As for the resurging ‘arms race’, the Georgia crisis played a pivotal role in endorsing the US ballistic ground based missile defense system in Poland, involving so-called ground-based missile interceptors (GBI). Russia’s swift military reaction to Georgia’s attack on Ossetia has ostensibly removed any objections to the deployment of the GBI on Polish territory. Boeing has been in charge of the GBI project’s technical development, for which the company obtained an initial USD 1.6 billion. The project also involves subcontractors Orbital Sciences Corporation, Lockheed Martin, and Raytheon. The United States claims the GBI’s are intended to protect Europe from Iranian attacks; however, Iran is nowhere near development of platforms able to convey nuclear warheads to Europe – much less nuclear warheads. Clearly, the intended target is Russia, which does have nuclear capability.
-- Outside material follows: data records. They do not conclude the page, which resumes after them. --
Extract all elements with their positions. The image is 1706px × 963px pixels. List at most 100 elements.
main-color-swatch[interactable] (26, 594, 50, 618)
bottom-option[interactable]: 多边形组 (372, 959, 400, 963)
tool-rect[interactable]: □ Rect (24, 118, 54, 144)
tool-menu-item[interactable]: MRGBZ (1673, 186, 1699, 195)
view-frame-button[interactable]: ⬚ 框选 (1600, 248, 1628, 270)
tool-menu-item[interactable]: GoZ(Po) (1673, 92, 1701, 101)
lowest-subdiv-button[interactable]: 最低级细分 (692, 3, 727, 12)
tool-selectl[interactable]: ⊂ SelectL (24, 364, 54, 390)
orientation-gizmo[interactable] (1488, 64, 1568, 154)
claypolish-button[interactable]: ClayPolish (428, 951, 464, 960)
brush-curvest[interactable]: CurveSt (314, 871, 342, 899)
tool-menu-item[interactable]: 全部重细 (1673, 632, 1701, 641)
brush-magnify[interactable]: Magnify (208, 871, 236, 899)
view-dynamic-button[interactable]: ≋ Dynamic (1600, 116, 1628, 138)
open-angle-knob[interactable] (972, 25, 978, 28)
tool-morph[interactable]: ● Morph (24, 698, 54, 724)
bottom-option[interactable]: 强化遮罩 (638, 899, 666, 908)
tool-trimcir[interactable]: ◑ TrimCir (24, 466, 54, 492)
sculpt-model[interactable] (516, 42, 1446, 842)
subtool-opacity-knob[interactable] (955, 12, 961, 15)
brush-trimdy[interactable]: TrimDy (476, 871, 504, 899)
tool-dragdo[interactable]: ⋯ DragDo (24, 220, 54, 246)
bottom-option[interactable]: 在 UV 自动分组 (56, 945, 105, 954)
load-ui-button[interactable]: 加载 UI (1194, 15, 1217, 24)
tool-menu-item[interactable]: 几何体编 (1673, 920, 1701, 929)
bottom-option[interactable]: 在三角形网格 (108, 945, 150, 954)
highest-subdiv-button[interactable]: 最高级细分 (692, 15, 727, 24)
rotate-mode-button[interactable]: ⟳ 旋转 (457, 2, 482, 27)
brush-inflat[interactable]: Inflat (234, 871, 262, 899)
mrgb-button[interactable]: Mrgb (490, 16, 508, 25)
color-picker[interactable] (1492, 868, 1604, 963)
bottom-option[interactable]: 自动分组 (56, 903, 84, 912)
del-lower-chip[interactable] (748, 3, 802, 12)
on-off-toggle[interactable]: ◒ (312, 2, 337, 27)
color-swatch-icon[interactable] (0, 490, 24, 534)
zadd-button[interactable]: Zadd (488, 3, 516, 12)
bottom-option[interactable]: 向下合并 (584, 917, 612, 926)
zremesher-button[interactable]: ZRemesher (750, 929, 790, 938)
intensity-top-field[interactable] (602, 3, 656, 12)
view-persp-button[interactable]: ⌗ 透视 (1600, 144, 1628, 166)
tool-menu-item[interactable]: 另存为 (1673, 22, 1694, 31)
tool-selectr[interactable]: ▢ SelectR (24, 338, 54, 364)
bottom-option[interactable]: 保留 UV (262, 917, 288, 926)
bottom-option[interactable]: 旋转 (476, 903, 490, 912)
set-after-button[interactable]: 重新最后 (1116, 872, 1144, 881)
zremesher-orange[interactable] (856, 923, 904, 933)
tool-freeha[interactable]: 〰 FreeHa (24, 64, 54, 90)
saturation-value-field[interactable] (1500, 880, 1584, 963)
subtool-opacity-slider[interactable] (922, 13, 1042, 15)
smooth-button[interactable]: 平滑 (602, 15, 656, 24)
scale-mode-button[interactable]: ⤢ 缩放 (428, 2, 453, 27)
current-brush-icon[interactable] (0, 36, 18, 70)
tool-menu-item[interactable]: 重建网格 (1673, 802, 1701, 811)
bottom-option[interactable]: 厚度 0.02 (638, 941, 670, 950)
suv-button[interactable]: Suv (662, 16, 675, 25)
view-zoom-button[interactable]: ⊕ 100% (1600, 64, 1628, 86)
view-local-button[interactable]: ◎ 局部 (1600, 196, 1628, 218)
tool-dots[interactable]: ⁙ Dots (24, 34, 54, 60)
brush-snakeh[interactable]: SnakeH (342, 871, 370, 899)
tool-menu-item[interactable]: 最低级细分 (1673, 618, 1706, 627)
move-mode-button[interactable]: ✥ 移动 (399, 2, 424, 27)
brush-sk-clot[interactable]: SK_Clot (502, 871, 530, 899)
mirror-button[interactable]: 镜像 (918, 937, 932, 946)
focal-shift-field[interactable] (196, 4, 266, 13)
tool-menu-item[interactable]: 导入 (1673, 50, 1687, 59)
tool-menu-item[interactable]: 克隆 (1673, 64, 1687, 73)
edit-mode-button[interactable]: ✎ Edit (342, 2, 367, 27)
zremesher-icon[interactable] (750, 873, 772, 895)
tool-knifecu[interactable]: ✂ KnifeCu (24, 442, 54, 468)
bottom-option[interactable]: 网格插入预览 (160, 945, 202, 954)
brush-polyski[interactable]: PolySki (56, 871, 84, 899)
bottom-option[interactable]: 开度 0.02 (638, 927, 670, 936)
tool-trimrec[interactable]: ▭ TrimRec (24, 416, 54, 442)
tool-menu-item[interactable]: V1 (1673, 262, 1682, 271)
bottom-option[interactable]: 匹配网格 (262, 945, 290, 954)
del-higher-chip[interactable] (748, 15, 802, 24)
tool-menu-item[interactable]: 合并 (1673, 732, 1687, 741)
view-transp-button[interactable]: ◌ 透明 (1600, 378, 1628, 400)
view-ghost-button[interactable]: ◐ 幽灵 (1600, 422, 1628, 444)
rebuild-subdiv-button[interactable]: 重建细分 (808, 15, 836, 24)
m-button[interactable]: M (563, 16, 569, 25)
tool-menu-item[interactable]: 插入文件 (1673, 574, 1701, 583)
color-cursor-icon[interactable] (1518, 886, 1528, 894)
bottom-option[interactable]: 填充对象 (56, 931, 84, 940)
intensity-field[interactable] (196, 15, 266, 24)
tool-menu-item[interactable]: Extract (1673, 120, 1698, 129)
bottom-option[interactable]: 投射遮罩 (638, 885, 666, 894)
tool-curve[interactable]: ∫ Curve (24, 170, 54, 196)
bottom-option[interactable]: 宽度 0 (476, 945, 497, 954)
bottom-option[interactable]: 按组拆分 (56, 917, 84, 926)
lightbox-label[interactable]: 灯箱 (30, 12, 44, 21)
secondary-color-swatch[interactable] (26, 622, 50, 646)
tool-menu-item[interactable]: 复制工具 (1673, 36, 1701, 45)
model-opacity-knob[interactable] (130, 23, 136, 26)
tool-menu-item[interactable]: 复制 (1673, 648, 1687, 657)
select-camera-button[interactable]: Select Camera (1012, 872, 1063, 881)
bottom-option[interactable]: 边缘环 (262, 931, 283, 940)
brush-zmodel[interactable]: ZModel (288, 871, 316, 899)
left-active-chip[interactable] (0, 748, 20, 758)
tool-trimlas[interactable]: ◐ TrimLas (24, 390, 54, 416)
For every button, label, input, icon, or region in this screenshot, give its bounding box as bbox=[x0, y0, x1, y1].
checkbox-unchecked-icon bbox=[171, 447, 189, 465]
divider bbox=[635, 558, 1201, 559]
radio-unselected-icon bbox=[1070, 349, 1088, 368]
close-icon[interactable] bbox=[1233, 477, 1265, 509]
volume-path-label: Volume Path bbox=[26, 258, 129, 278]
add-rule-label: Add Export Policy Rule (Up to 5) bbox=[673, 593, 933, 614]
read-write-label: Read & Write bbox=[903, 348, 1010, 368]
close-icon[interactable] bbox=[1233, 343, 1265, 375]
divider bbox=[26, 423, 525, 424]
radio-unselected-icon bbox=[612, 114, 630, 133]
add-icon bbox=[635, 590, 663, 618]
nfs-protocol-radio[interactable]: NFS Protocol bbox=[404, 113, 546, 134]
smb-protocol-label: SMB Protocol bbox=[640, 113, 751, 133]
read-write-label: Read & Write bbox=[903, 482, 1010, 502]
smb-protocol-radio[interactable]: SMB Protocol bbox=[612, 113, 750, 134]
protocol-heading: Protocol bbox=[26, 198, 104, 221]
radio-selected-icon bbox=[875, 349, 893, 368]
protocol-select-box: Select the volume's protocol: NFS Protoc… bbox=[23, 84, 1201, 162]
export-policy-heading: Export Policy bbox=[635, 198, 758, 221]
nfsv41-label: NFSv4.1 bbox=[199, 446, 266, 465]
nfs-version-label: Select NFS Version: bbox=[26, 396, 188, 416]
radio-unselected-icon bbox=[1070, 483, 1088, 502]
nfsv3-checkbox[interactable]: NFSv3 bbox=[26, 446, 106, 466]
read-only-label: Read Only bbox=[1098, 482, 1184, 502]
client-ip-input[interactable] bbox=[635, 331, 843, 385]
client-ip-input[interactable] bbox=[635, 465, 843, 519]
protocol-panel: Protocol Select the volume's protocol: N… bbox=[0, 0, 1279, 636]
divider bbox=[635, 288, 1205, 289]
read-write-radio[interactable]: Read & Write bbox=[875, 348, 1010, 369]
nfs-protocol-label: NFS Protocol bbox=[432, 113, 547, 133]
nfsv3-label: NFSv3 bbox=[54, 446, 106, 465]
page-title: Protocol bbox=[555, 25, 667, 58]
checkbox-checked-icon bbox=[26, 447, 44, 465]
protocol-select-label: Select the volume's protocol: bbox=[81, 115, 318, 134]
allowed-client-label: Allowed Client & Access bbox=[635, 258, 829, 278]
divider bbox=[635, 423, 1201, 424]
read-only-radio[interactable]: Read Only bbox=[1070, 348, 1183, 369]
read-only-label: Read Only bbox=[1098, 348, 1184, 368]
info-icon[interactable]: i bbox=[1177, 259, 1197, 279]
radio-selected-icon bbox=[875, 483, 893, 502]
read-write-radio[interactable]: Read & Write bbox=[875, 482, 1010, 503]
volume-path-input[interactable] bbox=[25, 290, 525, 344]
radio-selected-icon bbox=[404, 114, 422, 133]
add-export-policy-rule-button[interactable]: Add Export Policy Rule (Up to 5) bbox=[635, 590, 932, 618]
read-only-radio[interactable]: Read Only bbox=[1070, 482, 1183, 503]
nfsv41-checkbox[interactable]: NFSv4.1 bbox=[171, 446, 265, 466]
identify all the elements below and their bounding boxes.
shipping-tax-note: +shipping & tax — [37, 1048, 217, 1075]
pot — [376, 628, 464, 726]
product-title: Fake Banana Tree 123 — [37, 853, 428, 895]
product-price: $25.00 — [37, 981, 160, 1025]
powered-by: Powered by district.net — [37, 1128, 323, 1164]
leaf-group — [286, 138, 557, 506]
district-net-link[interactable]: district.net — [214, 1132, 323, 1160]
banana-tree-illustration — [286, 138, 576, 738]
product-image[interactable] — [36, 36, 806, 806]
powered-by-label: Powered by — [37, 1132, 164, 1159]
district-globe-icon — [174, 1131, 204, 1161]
While, the systems are presented as having a defense role only, Russia does not see it this way, prompting more spending of its oil sales bounty on armament.

Even as the Defense dept. has encouraged dropping the most expensive military projects – notably the Lockheed Martin F-22 and the Future Combat Systems – a multi-billion dollar program involving electronic equipment and hardware for the Army contracted to Boeing – because of the small ‘militia’ nature of current warfare, a Cold War would revive the need for large scale and advanced platform to contend with Russia’s sophisticated defense systems. Even the Navy’s DDG 1000 Zumwalt stealth destroyer project led by Northrop Grumman would receive a boost from a new ‘cold war’. The Navy had originally wanted to buy over 30 of these vessels, costing an initial USD 3.2 billion per unit. By July 2008, the projected costs were considered prohibitive by Congress, which has only allotted sufficient funds to build one unit. Congress may yet be convinced that more Zumwalt class ships are needed to confront a more powerful Russia.

There can be no doubt that the defense industry has much to gain from the re-emergence of a well armed and powerful enemy such as Russia. The US Defense secretary has also shown skepticism toward military procurement request for expensive and ultra-sophisticated military platforms such as the Zumwalt or the F-22 Raptors, unsuitable to fighting militias and guerrilla groups; nevertheless, defense lobbyists may prove more convincing in obtaining funds for these aircraft if the enemy a military power of Russia’s scale. Yet, while Russia’s military spending has increased under Putin’s and Medvedev’s leadership, it is nowhere near Soviet levels, and it remains only a fraction of the United States (USD 30 billion vs. USD 500 billion).

US military spending shall ultimately depend on Washington’s intentions. Will it risk angering the Kremlin by continuing to arm and advise Georgia and other countries, formerly in the Russian sphere of influence, risking Russian retaliation on oil supply, Iran and North Korea?  Will Obama or his successor lobby for Georgia’s membership in NATO, against the wishes of many European allies, wisely concerned about Moscow’s reaction?  Should the answer to any of these questions be ‘yes’, the result will be a resurgence of the Cold War.